Poland marks World War II-era massacre by Ukrainian nationalists | Russia-Ukraine war News
Polish leaders marked the anniversary of the killing of Polish people during World War II and called for truth and strengthened ties with Ukraine.
Poland’s leaders have marked the anniversary of a World War II-era Ukrainian massacre of Poles by stressing that only the full truth about the violence that Poland describes as a genocide can strengthen bilateral ties with its neighbour in the future.
Polish President Andrzej Duda and Prime Minister Mateusz Morawiecki said on Monday – during an observance of the Day of Memory of the Victims of Genocide – that the anniversary was the best time to condemn the murder of Polish civilians by Ukrainians during and just after World War II and to build proper graves for the victims.
“Let this truth in fact serve as a foundation … for new relations between our nations and societies,” Duda said.
Poland is among the staunchest allies of Ukraine in its defence against Russian aggression and is providing political support, weapons, and routes for Ukraine’s exports, especially grain.

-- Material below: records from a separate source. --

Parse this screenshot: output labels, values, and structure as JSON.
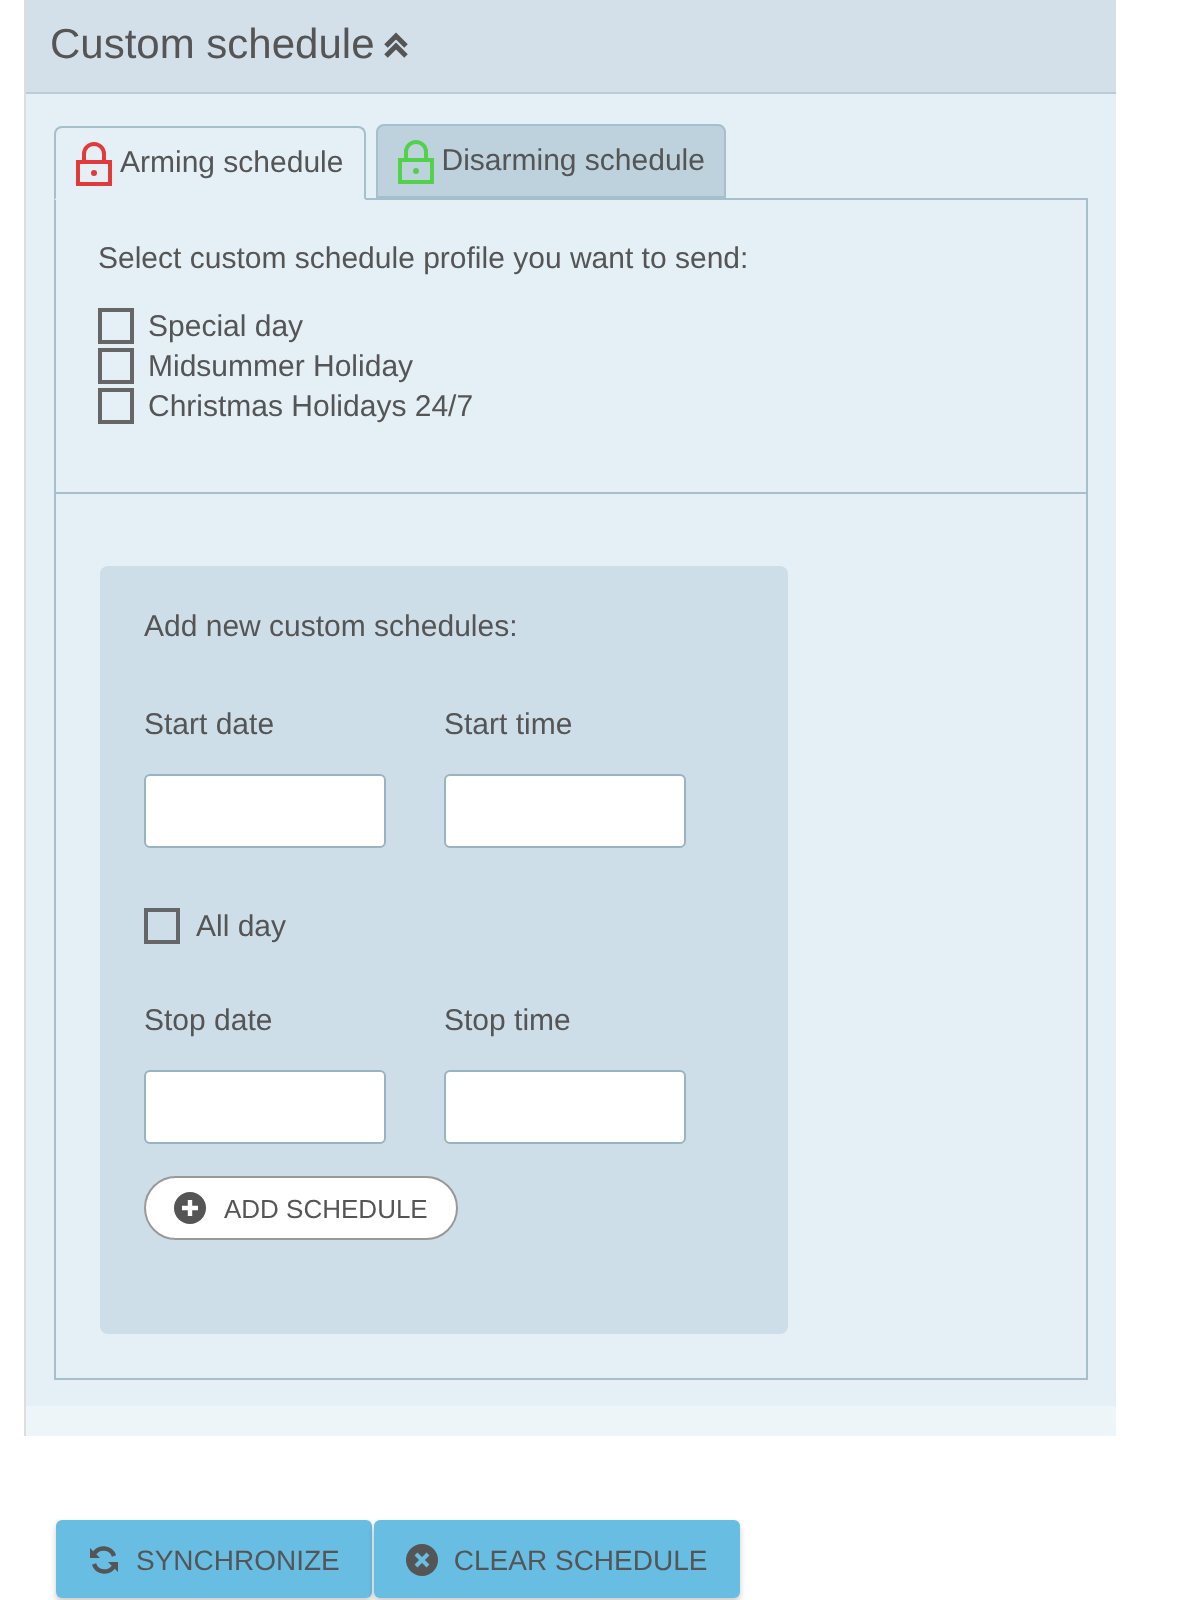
{
  "header": {
    "title": "Custom schedule"
  },
  "tabs": [
    {
      "label": "Arming schedule",
      "kind": "arm",
      "selected": true
    },
    {
      "label": "Disarming schedule",
      "kind": "disarm",
      "selected": false
    }
  ],
  "profiles": {
    "prompt": "Select custom schedule profile you want to send:",
    "items": [
      {
        "label": "Special day",
        "checked": false
      },
      {
        "label": "Midsummer Holiday",
        "checked": false
      },
      {
        "label": "Christmas Holidays 24/7",
        "checked": false
      }
    ]
  },
  "form": {
    "title": "Add new custom schedules:",
    "start_date": {
      "label": "Start date"
    },
    "start_time": {
      "label": "Start time"
    },
    "all_day": {
      "label": "All day",
      "checked": false
    },
    "stop_date": {
      "label": "Stop date"
    },
    "stop_time": {
      "label": "Stop time"
    },
    "add_button": "ADD SCHEDULE"
  },
  "actions": [
    {
      "label": "SYNCHRONIZE",
      "kind": "sync"
    },
    {
      "label": "CLEAR SCHEDULE",
      "kind": "clear"
    }
  ]
}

Millions of Ukrainian refugees have also found shelter in Poland since Russia’s invasion in February.
The violence that occurred between 1942 and 1945 remains a point of contention, however.
For decades, under Moscow’s control, the incident was a taboo topic and it still remains hard to discuss between the neighbours.

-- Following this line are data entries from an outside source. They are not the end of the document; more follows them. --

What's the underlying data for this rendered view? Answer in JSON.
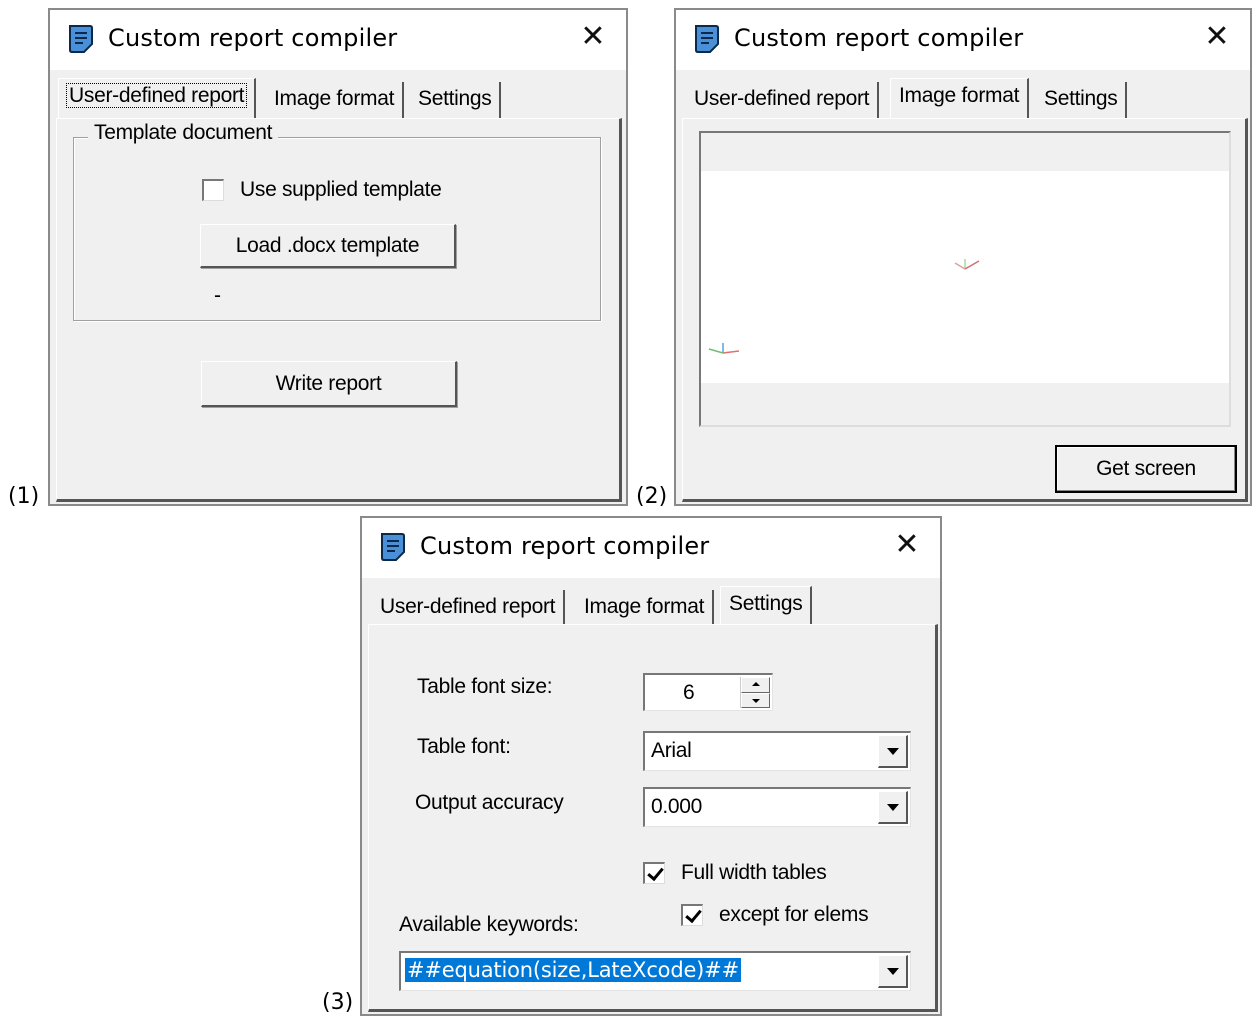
{
  "panels": [
    {
      "label": "(1)",
      "window": {
        "title": "Custom report compiler",
        "close_symbol": "✕",
        "tabs": [
          "User-defined report",
          "Image format",
          "Settings"
        ],
        "active_tab": 0,
        "template_group": {
          "title": "Template document",
          "use_template_label": "Use supplied template",
          "use_template_checked": false,
          "load_button": "Load .docx template",
          "template_path": "-"
        },
        "write_button": "Write report"
      }
    },
    {
      "label": "(2)",
      "window": {
        "title": "Custom report compiler",
        "close_symbol": "✕",
        "tabs": [
          "User-defined report",
          "Image format",
          "Settings"
        ],
        "active_tab": 1,
        "get_screen_button": "Get screen"
      }
    },
    {
      "label": "(3)",
      "window": {
        "title": "Custom report compiler",
        "close_symbol": "✕",
        "tabs": [
          "User-defined report",
          "Image format",
          "Settings"
        ],
        "active_tab": 2,
        "settings": {
          "table_font_size_label": "Table font size:",
          "table_font_size_value": "6",
          "table_font_label": "Table font:",
          "table_font_value": "Arial",
          "output_accuracy_label": "Output accuracy",
          "output_accuracy_value": "0.000",
          "full_width_label": "Full width tables",
          "full_width_checked": true,
          "except_elems_label": "except for elems",
          "except_elems_checked": true,
          "keywords_label": "Available keywords:",
          "keywords_value": "##equation(size,LateXcode)##"
        }
      }
    }
  ],
  "colors": {
    "window_bg": "#f0f0f0",
    "titlebar_bg": "#ffffff",
    "icon_blue": "#4a90d9",
    "selection_blue": "#0078d7"
  }
}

Historians say that more than 100,000 Poles, including women and even the smallest children, perished at the hands of their Ukrainian neighbours in a nationalist drive in areas that were then in southeastern Poland and are mostly in Ukraine now.
July 11, 1943, marked the peak of the violence, known as “Bloody Sunday,” when the fighters of the Organisation of Ukrainian Nationalists carried out coordinated attacks on Poles praying in or leaving churches in more than 100 villages, chiefly in the Volhynia region.
Poland established the day of memory in 2016 and insists that the events constituted a genocide – a word that both Duda and Morawiecki used in their speeches on Monday.
Ukraine, however, describes the Organisation of Ukrainian Nationalists as independence fighters. Ukraine’s identity as a sovereign state was also built around this organisation.
The two Polish leaders also said that allowing this historical wound to continue festering would only divide the neighbours at a trying time and that would ultimately serve Moscow’s purposes.